As an application and illustration of the results obtained, we give applied examples of the nonlinearities \(G_0 \) and \(G \). The following functions are well-known examples in the mathematical theory of the space-time propagation of an epidemic (see [2, 3]):

$$ G_0(x,u)=\int _{-\infty }^x K(y)\thinspace dy\cdot q\sqrt {u},\quad x\in \mathbb {R},\quad u\in \mathbb {R}^{+}, $$
(42)
$$ G(u)=\gamma (1-e^{-u}),\quad u\in \mathbb {R}^{+}, $$
(43)

where \(q:=\alpha _0(\eta G^{\prime }(0)-G(\eta ))/\sqrt {\eta } \) and \(\gamma >1 \) is a numerical parameter.

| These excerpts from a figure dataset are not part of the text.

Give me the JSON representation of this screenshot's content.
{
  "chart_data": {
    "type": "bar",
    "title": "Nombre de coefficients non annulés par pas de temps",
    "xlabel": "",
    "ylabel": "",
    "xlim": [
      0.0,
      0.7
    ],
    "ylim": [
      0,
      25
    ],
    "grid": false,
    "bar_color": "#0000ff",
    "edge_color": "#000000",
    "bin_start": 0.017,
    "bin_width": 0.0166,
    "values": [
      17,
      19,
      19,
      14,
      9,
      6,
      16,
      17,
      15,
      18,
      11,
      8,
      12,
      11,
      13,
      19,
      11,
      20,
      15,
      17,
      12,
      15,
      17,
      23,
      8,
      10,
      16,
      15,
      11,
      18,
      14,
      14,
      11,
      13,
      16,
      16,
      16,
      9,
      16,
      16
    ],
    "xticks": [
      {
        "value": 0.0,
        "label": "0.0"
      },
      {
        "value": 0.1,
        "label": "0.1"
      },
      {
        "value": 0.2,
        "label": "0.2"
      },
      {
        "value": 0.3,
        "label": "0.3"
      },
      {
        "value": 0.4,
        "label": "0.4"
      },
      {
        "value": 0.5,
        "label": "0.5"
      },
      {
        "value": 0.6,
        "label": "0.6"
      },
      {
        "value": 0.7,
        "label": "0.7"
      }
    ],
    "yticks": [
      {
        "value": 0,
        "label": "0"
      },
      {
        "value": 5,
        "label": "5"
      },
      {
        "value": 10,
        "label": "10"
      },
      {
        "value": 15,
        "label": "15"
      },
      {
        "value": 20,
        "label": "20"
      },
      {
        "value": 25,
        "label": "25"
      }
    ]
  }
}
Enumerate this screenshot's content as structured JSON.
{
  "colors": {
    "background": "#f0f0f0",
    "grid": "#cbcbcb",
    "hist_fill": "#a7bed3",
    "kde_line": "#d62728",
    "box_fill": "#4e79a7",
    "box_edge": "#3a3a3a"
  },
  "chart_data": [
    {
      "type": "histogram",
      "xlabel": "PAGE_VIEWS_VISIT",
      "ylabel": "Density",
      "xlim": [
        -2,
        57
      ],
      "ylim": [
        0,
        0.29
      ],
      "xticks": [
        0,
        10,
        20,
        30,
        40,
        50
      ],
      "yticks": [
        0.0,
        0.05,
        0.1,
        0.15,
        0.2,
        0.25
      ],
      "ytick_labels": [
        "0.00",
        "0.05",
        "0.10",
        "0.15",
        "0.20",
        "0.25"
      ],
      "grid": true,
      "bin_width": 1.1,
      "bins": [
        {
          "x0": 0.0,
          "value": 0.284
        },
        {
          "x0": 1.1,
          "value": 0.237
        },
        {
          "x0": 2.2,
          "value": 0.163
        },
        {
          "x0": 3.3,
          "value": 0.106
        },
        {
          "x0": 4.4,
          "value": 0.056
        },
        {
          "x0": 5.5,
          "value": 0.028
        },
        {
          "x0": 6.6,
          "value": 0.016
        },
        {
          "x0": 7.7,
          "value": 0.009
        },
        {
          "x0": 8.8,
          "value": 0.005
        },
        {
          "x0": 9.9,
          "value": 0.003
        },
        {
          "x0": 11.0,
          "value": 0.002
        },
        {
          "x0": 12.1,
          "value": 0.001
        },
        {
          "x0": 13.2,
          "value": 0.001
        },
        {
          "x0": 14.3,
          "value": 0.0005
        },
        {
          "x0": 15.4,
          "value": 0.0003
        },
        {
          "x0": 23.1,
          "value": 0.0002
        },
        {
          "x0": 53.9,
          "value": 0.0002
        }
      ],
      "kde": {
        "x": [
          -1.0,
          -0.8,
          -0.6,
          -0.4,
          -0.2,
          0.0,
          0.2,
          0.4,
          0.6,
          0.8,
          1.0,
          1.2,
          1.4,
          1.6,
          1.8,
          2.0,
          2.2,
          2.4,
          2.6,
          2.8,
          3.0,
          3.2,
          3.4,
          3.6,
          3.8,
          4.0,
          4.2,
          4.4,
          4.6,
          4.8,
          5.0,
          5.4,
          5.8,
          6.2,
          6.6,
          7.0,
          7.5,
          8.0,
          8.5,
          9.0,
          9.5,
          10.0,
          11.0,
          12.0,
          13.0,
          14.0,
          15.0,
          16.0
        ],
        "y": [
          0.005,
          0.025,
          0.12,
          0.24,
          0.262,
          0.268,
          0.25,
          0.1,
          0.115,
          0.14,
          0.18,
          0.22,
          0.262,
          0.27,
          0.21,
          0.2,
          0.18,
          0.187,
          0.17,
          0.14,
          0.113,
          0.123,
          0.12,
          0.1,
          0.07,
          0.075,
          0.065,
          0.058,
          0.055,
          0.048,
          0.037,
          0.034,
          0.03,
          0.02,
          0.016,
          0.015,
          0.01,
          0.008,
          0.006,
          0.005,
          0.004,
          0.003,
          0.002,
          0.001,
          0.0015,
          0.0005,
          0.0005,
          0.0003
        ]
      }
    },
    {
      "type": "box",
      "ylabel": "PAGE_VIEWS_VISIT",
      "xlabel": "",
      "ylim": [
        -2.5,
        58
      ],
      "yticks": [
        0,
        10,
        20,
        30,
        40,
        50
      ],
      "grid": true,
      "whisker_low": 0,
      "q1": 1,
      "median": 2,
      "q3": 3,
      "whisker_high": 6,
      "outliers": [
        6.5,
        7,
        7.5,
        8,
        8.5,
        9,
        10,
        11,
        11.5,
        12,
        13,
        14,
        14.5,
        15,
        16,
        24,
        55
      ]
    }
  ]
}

In this theory, the inequality \(\gamma >1\) is called the “threshold condition” and represents the critical value of the number of infected persons, above which the epidemic cannot be stopped without serious medical intervention. From the mathematical viewpoint, if \(\gamma \leq 1 \), then, in the framework of the model considered by Diekmann [2], the corresponding nonlinear equation has only the trivial solution in the class of bounded functions. The latter means that the epidemic will not die out over time.

In the example (42), for \(\xi \) we can take, say, the number

$$ \xi :=\max \big \{\alpha _0^2(\eta G^{\prime }(0)-G(\eta ))^2/\eta ,\eta _0+\varepsilon _0 \big \}, $$

where \(\varepsilon _0>0\) is an arbitrary sufficiently small parameter.

Let us also provide an applied example of the kernel \(K \) for which properties (2)–(4), as well as the related inequalities (7) and (16), are satisfied. For such a kernel \(K \) we take the following antisymmetric Gaussian distribution:

$$ K(x)=\frac {1}{\sqrt {\pi }} e^{-(x-1)^2}. $$
(44)

Obviously, the kernel (44) satisfies properties (2)–(4). In this case, the Diekmann function \(L(\lambda )\) has the form

$$ L(\lambda )=G^{\prime }(0)\int _{\mathbb {R}} K(t)e^{-\lambda t}\thinspace dt=G^{\prime }(0)e^{\lambda ^2/4-\lambda }.$$

For the nonlinearity \(G(u) \) we take a function of the form (43) and assume that \(\gamma \in (1, e) \). Obviously, \(L(\lambda ) \) decays on the interval \([0,2] \), is concave on \(\mathbb {R}^{+} \), and if for \(\lambda _0 \) we take \(\lambda _0=2 \), then \(L(\lambda _0)=\gamma /e<1 \); i.e., condition (16) is satisfied. Now let us verify condition (7). By virtue of the choice in (44), we have

$$ G^{\prime }(0)\alpha _0=\gamma \int _{-\infty }^0 K(y)\thinspace dy=\frac {\gamma }{\sqrt {\pi }}\int _{-\infty }^0 e^{-(y-1)^2}\thinspace dy=\frac {\gamma \big (1-\mathrm {erf}(1)\big )}{2}\approx 0.079\gamma <1,$$

because \(\gamma \in (1,e) \). Condition (7) is satisfied.

It is of interest to note that the answer to the question of the uniqueness of the solution in a particularly chosen cone segment for Eq. (1) still remains an open problem.